Nel mezzo del locale un bancone incorniciato da alberi di Natale, Susan Collier stava intrattenendo una profonda conversazione con il suo bicchiere da cocktail.
«E quindi, anche se non ho un accompagnatore? Un sacco di donne vanno ai matrimoni da sole.»
Il suo cocktail, comprensivo com'era, era d'accordo.
Peccato che Ginger e Courtney non fossero così comprensive. Quelle due streghe dispettose del reparto marketing si stavano facendo una bella risata alle sue spalle mentre si incipriavano il naso. Non si erano accorte che Susan era nel bagno accanto e sentiva ogni parola.
«E ti stupisci?» Aveva detto una delle due. «Ha praticamente ingoiato un manico di scopa. Non so proprio perché Maria l'abbia invitata al matrimonio!»
«Dovrei licenziarle tutte e due per insubordinazione» borbottò Susan.
«Stai bevendo davvero molto e in fretta. Sei sicura di non voler rallentare?» le domandò il barista quando lei gli fece cenno di prepararne un altro.
«Non sapevo che ci fosse un limite» rispose. «E non preoccuparti per me ho noleggiato una macchina con autista.» Perché era così che facevano le donne senza accompagnatore: prendevano macchine con autisti.

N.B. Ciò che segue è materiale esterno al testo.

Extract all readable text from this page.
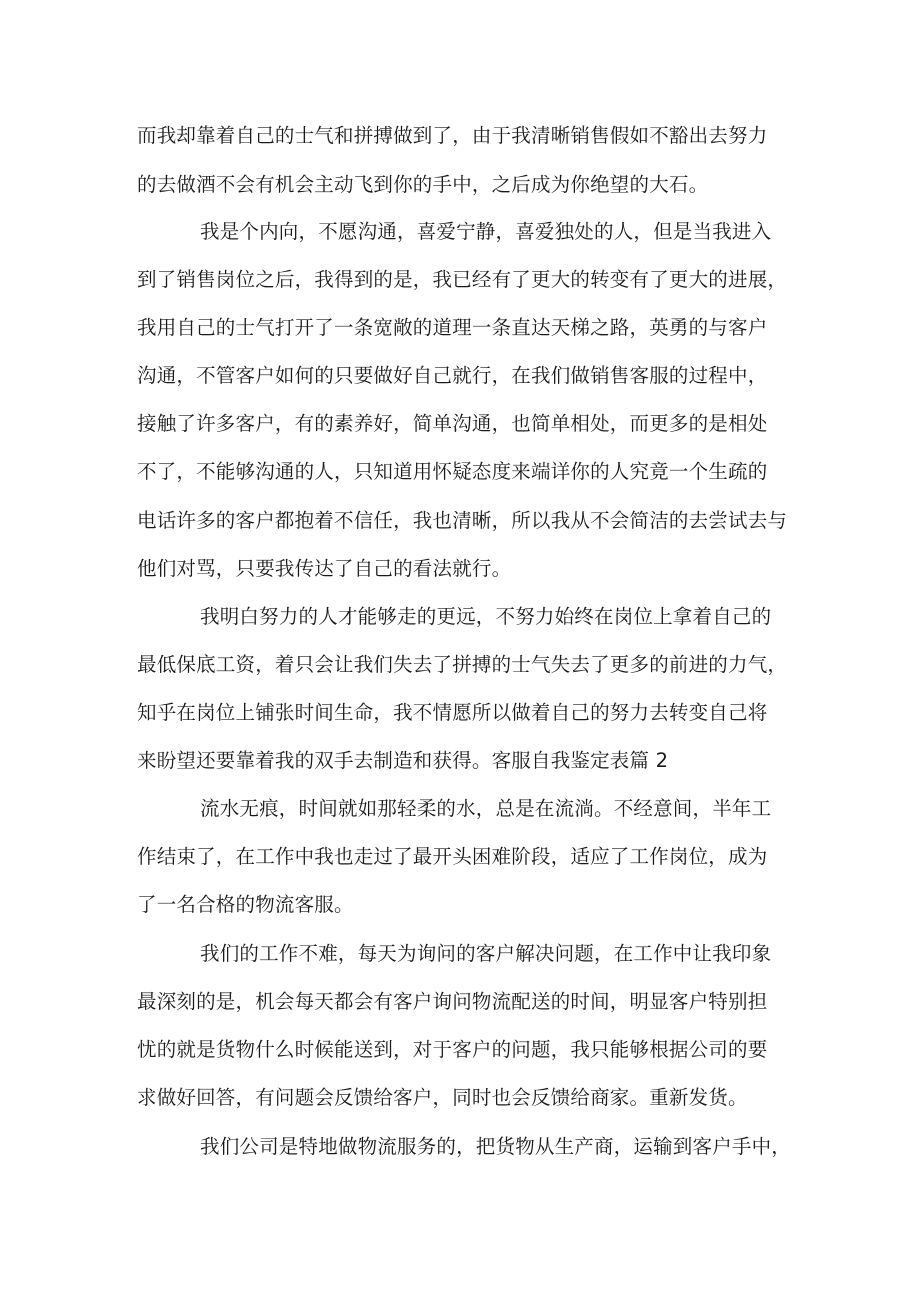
而我却靠着自己的士气和拼搏做到了，由于我清晰销售假如不豁出去努力
的去做酒不会有机会主动飞到你的手中，之后成为你绝望的大石。
我是个内向，不愿沟通，喜爱宁静，喜爱独处的人，但是当我进入
到了销售岗位之后，我得到的是，我已经有了更大的转变有了更大的进展，
我用自己的士气打开了一条宽敞的道理一条直达天梯之路，英勇的与客户
沟通，不管客户如何的只要做好自己就行，在我们做销售客服的过程中，
接触了许多客户，有的素养好，简单沟通，也简单相处，而更多的是相处
不了，不能够沟通的人，只知道用怀疑态度来端详你的人究竟一个生疏的
电话许多的客户都抱着不信任，我也清晰，所以我从不会简洁的去尝试去与
他们对骂，只要我传达了自己的看法就行。
我明白努力的人才能够走的更远，不努力始终在岗位上拿着自己的
最低保底工资，着只会让我们失去了拼搏的士气失去了更多的前进的力气，
知乎在岗位上铺张时间生命，我不情愿所以做着自己的努力去转变自己将
来盼望还要靠着我的双手去制造和获得。客服自我鉴定表篇 2
流水无痕，时间就如那轻柔的水，总是在流淌。不经意间，半年工
作结束了，在工作中我也走过了最开头困难阶段，适应了工作岗位，成为
了一名合格的物流客服。
我们的工作不难，每天为询问的客户解决问题，在工作中让我印象
最深刻的是，机会每天都会有客户询问物流配送的时间，明显客户特别担
忧的就是货物什么时候能送到，对于客户的问题，我只能够根据公司的要
求做好回答，有问题会反馈给客户，同时也会反馈给商家。重新发货。
我们公司是特地做物流服务的，把货物从生产商，运输到客户手中，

«Non hai paura che sentano la tua mancanza di sopra?»
Susan grugnì. Stava forse parlando del matrimonio a cui erano stati obbligati a invitarla solo perché il suo ufficio era accanto a quello della sposa? Ne dubitava.
«Prepara il cocktail e basta» gli rispose lei.
«Va bene. Ma non dire che non ti ho avvertita» si arrese il barista.
Donna avvisata. Di qualunque cosa si trattasse.
Non sapeva perché si era disturbata a partecipare a quel matrimonio, tanto per cominciare. Se Maria Borromeo non fosse stata una delle poche persone vagamente amichevoli nei suoi confronti, Susan avrebbe disdetto quando suo fratello Linus le aveva dato buca. A nessuno sarebbe interessato.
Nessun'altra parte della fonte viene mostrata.